LA is 40% immigrants because large immigrant populations are already established in LA, whereas Toronto was basically white until a few decades ago.
LA is roughly 48% Latino, 30% "white", 11% Asian, 10% Black, and 30% "other" generally referring to smaller ethnic groups or to multi-ethnic individuals. LA's minority population on an absolute basis is larger than the entire population of the Toronto Metro Area. We have every type of Asian, European, South and North American, African, and Pacific Islander there is. We have ethnic populations in LA that are the only settled populations of those groups outside of their home countries, such as Iranian Jews and Druze.

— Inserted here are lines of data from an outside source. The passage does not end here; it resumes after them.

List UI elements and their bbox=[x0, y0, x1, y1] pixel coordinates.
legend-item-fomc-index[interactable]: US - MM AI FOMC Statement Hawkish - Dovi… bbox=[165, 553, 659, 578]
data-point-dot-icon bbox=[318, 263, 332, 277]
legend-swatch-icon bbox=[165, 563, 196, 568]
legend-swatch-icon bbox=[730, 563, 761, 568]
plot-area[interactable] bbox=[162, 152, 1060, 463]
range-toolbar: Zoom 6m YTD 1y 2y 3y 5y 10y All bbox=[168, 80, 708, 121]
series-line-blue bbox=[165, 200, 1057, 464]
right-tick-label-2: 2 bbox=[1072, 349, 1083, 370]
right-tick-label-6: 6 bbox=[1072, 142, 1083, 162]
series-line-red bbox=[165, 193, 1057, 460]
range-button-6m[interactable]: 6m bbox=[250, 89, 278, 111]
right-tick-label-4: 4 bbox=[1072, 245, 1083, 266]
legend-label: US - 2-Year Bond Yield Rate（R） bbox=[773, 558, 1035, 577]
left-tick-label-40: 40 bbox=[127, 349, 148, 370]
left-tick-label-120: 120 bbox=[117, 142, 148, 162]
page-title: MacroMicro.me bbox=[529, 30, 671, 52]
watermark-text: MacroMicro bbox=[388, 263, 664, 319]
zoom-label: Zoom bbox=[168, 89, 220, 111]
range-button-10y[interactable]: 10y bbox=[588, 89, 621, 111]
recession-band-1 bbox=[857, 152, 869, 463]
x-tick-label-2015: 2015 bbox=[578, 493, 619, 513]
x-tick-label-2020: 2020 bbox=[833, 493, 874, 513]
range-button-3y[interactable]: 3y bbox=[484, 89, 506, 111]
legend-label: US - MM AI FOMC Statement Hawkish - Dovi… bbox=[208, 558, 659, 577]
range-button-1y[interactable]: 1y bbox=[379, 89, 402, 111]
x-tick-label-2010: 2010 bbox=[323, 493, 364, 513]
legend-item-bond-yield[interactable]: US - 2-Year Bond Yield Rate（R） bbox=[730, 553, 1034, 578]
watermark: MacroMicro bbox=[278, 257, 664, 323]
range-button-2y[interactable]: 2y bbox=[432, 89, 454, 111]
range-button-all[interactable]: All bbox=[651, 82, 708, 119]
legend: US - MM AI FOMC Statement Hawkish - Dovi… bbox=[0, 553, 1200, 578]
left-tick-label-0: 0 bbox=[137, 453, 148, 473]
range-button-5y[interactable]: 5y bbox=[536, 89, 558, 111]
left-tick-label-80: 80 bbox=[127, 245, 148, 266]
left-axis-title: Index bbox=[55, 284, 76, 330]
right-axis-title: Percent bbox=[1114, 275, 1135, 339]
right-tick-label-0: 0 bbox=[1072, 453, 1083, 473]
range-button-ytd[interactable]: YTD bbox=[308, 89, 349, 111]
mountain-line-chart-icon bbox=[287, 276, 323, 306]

Toronto is 48% white, 9% Black, 1% Aboriginal, and the remainder is Asian. Not diverse by US standards, unless you're comparing yourself to Cleveland or Indianapolis, maybe.
"the only settled populations of those groups outside of their home countries, such as Iranian Jews and Druze."
Rural Alberta has Druze communities, let alone Toronto.
"and the remainder is Asian"
Not true, a significant portion of the "other" category in Toronto is Arab and African. Not to mention the fact that "Asian" itself is a highly diverse category.
"Toronto was basically white until a few decades ago"
Exactly. Toronto's hugely diverse population is quite young, meaning it is much less assimilated.
To me, 50% vs 40% isn't "far more culturally diverse". Especially when you consider that Los Angeles has more than 2x the number of people. And I can tell you that the experience of living in Los Angeles is insanely multicultural. It's like somebody took the globe and shrunk it down to fit inside of a single city. In the course of a 30 minute drive, you can pass through neighborhoods where the store front signage is alternately in Korean, Armenian, Chinese, Spanish, Russian, etc. I mean, there basically are no white people in the city core, outside of extremely affluent neighborhoods.
Pretty much exactly my experience in Toronto, but I never experienced that in my visits to LA. Perhaps Toronto is not "far more" diverse, but I still maintain that it is more diverse.
I imagine that in both cities it matters a great deal which suburbs you include in your census when measuring ethnic diversity so it's really hard to compare directly.